In this study, cohesive failure in both RMGIC and CGIC was relatively common rather than adhesive or mixed failure. When this type of failure happens, the true strength of the interfacial bond between the GIC and the resin composite is not evaluated., but actually is a reflection of the cohesive strength of the GICs which is considered a limiting factor in bond strength tests [27]. Nevertheless, this indicates that the bond strength between the composite resin and the GIC was greater than the GIC’s cohesive strength [31]. When the TE adhesive system was employed on the CGIC, surface charged particles may be dissolved by phosphoric acid etching, causing a zone of vulnerability that resulted in material cohesive failure and perhaps decreased bond strength [34]. This may explain the more cohesive failure modes in CGIC observed in the present study. Similarly, RMGIC also exhibited significantly higher cohesive failure modes which may be explained by the superior bond between RMGIC and resin composite interface due to the similarity of resinous monomers in their formulations.

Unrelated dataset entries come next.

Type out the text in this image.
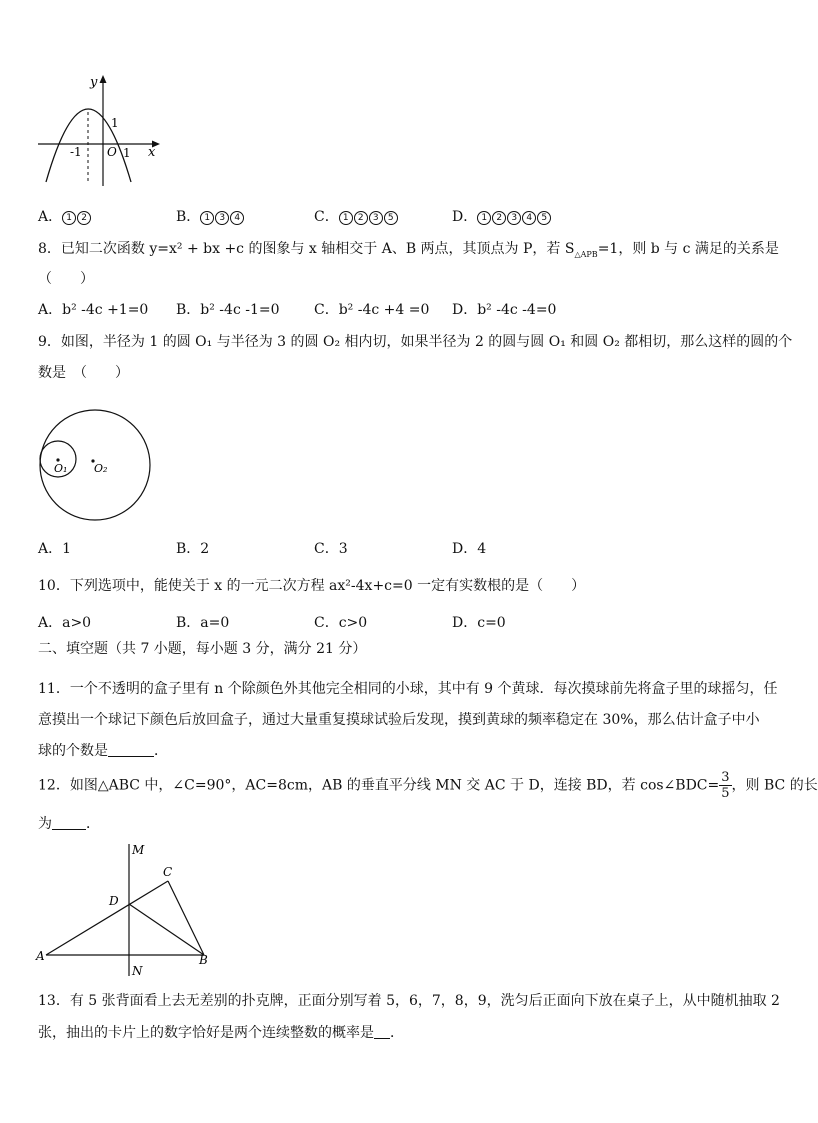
y
x
O
-1	1
1
A． 1 2	B． 1 3 4	C． 1 2 3 5	D． 1 2 3 4 5
8．已知二次函数 y=x² + bx +c 的图象与 x 轴相交于 A、B 两点，其顶点为 P，若 $S_{\triangle APB}=1$，则 b 与 c 满足的关系是
（　　）
A．b² -4c +1=0 B．b² -4c -1=0 C．b² -4c +4 =0 D．b² -4c -4=0
9．如图，半径为 1 的圆 O₁ 与半径为 3 的圆 O₂ 相内切，如果半径为 2 的圆与圆 O₁ 和圆 O₂ 都相切，那么这样的圆的个
数是　（　　）
O₁ O₂
A．1	B．2	C．3	D．4
10．下列选项中，能使关于 x 的一元二次方程 ax²-4x+c=0 一定有实数根的是（　　）
A．a>0	B．a=0	C．c>0	D．c=0
二、填空题（共 7 小题，每小题 3 分，满分 21 分）
11．一个不透明的盒子里有 n 个除颜色外其他完全相同的小球，其中有 9 个黄球．每次摸球前先将盒子里的球摇匀，任
意摸出一个球记下颜色后放回盒子，通过大量重复摸球试验后发现，摸到黄球的频率稳定在 30%，那么估计盒子中小
球的个数是	．
12．如图△ABC 中，∠C=90°，AC=8cm，AB 的垂直平分线 MN 交 AC 于 D，连接 BD，若 cos∠BDC= $\frac{3}{5}$ ，则 BC 的长
为 ．
M
N
A	B
C
D
13．有 5 张背面看上去无差别的扑克牌，正面分别写着 5，6，7，8，9，洗匀后正面向下放在桌子上，从中随机抽取 2
张，抽出的卡片上的数字恰好是两个连续整数的概率是 ．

Immediate and delayed µSBS of RMGIC was superior than CGIC with no significance difference in both time intervals which is consistent with other studies [35, 36]. This may be explained by the presence of resin content and early setting reaction of RMGIC due to dual setting reaction with less initial porosity and possible water uptake. Meanwhile, CGICs can be more sensitive to moisture, which may affect their bond strength although maturation with time increases the surface hardness due to the ionic cross-linking and the formation of insoluble polysalt matrix over time [35]. The superior bond strength of RMGICs can contribute to their longevity and resistance to degradation over time, which is crucial for clinical outcomes. While both materials may show similar performance in terms of bond strength at specific intervals, RMGICs may retain their strength better under clinical conditions [35].

This is an in-vitro study; therefore, clinical evaluation and patient follow-up are required to assess the durability of composite resin and GIC bonding when using different adhesive systems with hard tooth structure. The intraoral environment is dynamic, with dental materials subjected to pH fluctuations, salivary enzymes, water sorption, and other variables that may modify the material’s composition and hence influence bond strength. Other protocols may be used in future in-vitro studies that simulate the oral environment such as thermocycling.

Conclusion

Considering the limitation of this study, bonding of composite resin to RMGIC using TE technique on untreated surface yielded higher µSBS values compared to CGIC, regardless of the time. Immediate bonding of composite resin to CGIC yielded higher µSBS values when using TE with no difference in surface treatment. However, delayed bonding to CGIC requires roughening of the CGIC surface prior to placement of the composite resin to obtain improved bonding regardless of the etching technique used.